Naxos takes its name from the largest Greek island in the Cyclades, which was famed in ancient times as a center of the worship of Dionysus, the god of wine.
*Chicago. Great midwestern city in which Helga grew up and to which she flees after leaving Naxos. However, to her dismay, she finds no comfort there on her return. The grayness and coldness of the city only underscore her sad remembrances of the miserable childhood that she spent as a mixed-race child in a white family. This misery is compounded by the fact that her black father abandoned her and that she had been sent to school at Nashville so that she would learn how to live with her “own kind.” Moreover, Helga has difficulty finding a job that suits her training and expectations and is rebuffed by her maternal uncle’s white wife, who wants nothing to do with his half-black niece. Fortunately for Helga, she soon lands a job as an assistant with Mrs. Jeanette Hayes-Rore, a well-to-do black matron with whom she travels to New York.
*Harlem. African American neighborhood of the northern portion of New York City’s Manhattan Island. There, Helga finds herself among African Americans of all walks of life, from prosperous socialites and those concerned with “Negro Uplift,” to the club and cabaret set, and to the poor and downtrodden masses. She is alternately pleased to be among such a vibrant group and repulsed by the vulgarity of some. Soon the old feelings of ambivalence and discontent engulf her, and she resolves to flee New York in favor of some other place. The arrival of a check for five thousand dollars from her Uncle Peter in Chicago, accompanied by the suggestion that she visit her mother’s sister in Denmark provides her with the wherewithal for another escape, which she undertakes at once.
After returning to New York later, Helga discovers that she is still not satisfied. After an encounter with Dr. Robert Anderson, her former boss and now her best friend’s husband, Helga has what amounts to an emotional crisis and finds herself in a storefront church where she is rescued, spiritually and sexually, by the Reverend Mr. Pleasant Green.

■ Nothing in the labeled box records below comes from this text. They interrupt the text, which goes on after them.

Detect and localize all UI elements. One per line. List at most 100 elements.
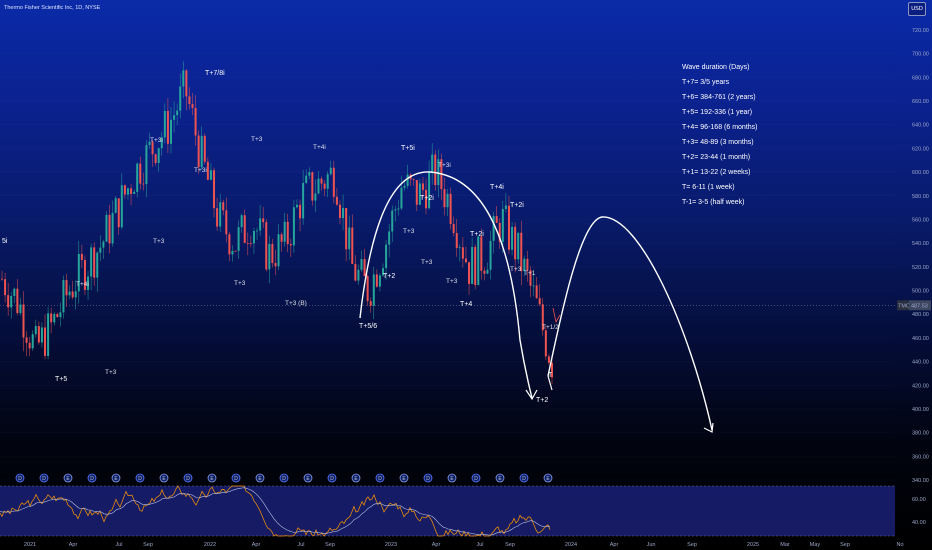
candle-body (308, 172, 311, 176)
candle-body (219, 202, 222, 227)
price-tick-label: 440.00 (912, 360, 929, 366)
legend-heading: Wave duration (Days) (682, 64, 749, 71)
wave-label: T+5i (401, 145, 415, 152)
candle-body (345, 207, 348, 250)
candle-body (136, 163, 139, 192)
candle-body (489, 240, 492, 270)
candle-body (323, 183, 326, 189)
candle-body (191, 104, 194, 108)
current-price-label: 487.53 (911, 303, 928, 309)
event-letter: D (378, 476, 382, 482)
rsi-tick-label: 60.00 (912, 497, 926, 503)
time-tick-label: Sep (687, 542, 697, 548)
wave-label: T+3i (150, 137, 163, 144)
candle-body (213, 170, 216, 209)
candle-body (80, 253, 83, 261)
candle-body (59, 312, 62, 318)
candle-body (535, 285, 538, 299)
candle-body (351, 227, 354, 264)
candle-body (452, 224, 455, 233)
candle-body (93, 247, 96, 278)
wave-label: T+4i (490, 184, 504, 191)
candle-body (332, 167, 335, 197)
candle-body (455, 232, 458, 249)
candle-body (179, 86, 182, 111)
price-tick-label: 460.00 (912, 336, 929, 342)
currency-badge[interactable]: USD (908, 2, 926, 16)
candle-body (185, 70, 188, 97)
candle-body (237, 227, 240, 251)
price-tick-label: 560.00 (912, 217, 929, 223)
time-tick-label: Jul (476, 542, 483, 548)
candle-body (68, 291, 71, 296)
candle-body (295, 204, 298, 208)
candle-body (391, 210, 394, 232)
event-letter: D (42, 476, 46, 482)
candle-body (428, 171, 431, 209)
candle-body (108, 214, 111, 244)
time-tick-label: Jun (647, 542, 656, 548)
candle-body (406, 174, 409, 186)
candle-body (231, 250, 234, 255)
candle-body (477, 236, 480, 286)
wave-label: T+1/2 (542, 324, 559, 331)
candle-body (47, 313, 50, 356)
wave-label: T+2i (420, 195, 434, 202)
candle-body (4, 279, 7, 296)
candle-body (259, 218, 262, 231)
event-letter: D (522, 476, 526, 482)
candle-body (188, 96, 191, 105)
candle-body (335, 196, 338, 205)
price-tick-label: 580.00 (912, 194, 929, 200)
candle-body (415, 180, 418, 205)
candle-body (474, 246, 477, 286)
event-letter: D (138, 476, 142, 482)
candle-body (194, 107, 197, 136)
candle-body (117, 198, 120, 228)
candle-body (90, 247, 93, 277)
candle-body (240, 215, 243, 228)
candle-body (517, 232, 520, 260)
price-tick-label: 400.00 (912, 407, 929, 413)
candle-body (216, 208, 219, 227)
price-tick-label: 700.00 (912, 52, 929, 58)
time-tick-label: Sep (505, 542, 515, 548)
candle-body (507, 205, 510, 250)
candle-body (10, 296, 13, 308)
candle-body (431, 154, 434, 172)
wave-label: T+4i (313, 144, 326, 151)
wave-label: T+2i (510, 202, 524, 209)
price-tick-label: 380.00 (912, 431, 929, 437)
candle-body (123, 185, 126, 195)
candle-body (197, 135, 200, 168)
time-tick-label: May (810, 542, 821, 548)
red-arrow-icon (552, 307, 561, 324)
time-tick-label: Apr (432, 542, 441, 548)
price-tick-label: 520.00 (912, 265, 929, 271)
candle-body (157, 148, 160, 164)
candle-body (44, 327, 47, 356)
candle-body (468, 262, 471, 284)
candle-body (388, 231, 391, 245)
candle-body (206, 161, 209, 180)
candle-body (209, 170, 212, 180)
time-tick-label: Mar (780, 542, 790, 548)
candle-body (163, 110, 166, 138)
candle-body (369, 301, 372, 306)
candle-body (299, 204, 302, 219)
chart-canvas[interactable]: 720.00 700.00 680.00 660.00 640.00 620.00 600.… (0, 0, 932, 550)
wave-label: T+3 (510, 266, 522, 273)
candle-body (130, 188, 133, 195)
candle-body (133, 191, 136, 195)
event-letter: D (234, 476, 238, 482)
candle-body (25, 337, 28, 343)
legend-line: T+4= 96-168 (6 months) (682, 124, 758, 131)
candle-body (71, 291, 74, 298)
candle-body (461, 247, 464, 259)
time-tick-label: 2025 (747, 542, 759, 548)
candle-body (464, 258, 467, 263)
candle-body (311, 172, 314, 201)
candle-body (173, 115, 176, 120)
candle-body (16, 288, 19, 314)
wave-label: T+7/8i (205, 70, 225, 77)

*Copenhagen. Capital city of Denmark, where Helga arrives with great relief after escaping the tawdriness of Harlem and the insult of being considered a member of African American classes to which she feels she does not belong. Although her initial stay with her Aunt Katrina and Uncle Poul in Copenhagen is pleasant, she soon develops a distaste for being constantly on display as a dark object in the midst of a predominantly blonde-haired white society. She is particularly offended by the advances of the painter Axel Olsen, whom she dismisses angrily. Interestingly, Helga realizes that not only does she miss America, but she misses being among other African Americans–her people–and she resolves to flee Denmark for Harlem so that she can re-embrace her own.
*Alabama. With her minister husband, Helga moves to a tiny town in rural Alabama to do the Lord’s work, but ultimately finds it as unfulfilling as everything else she has attempted. Unfortunately, Helga finds herself trapped by the marriage, by motherhood, and by the finality of the realization that there is nowhere else for her to go.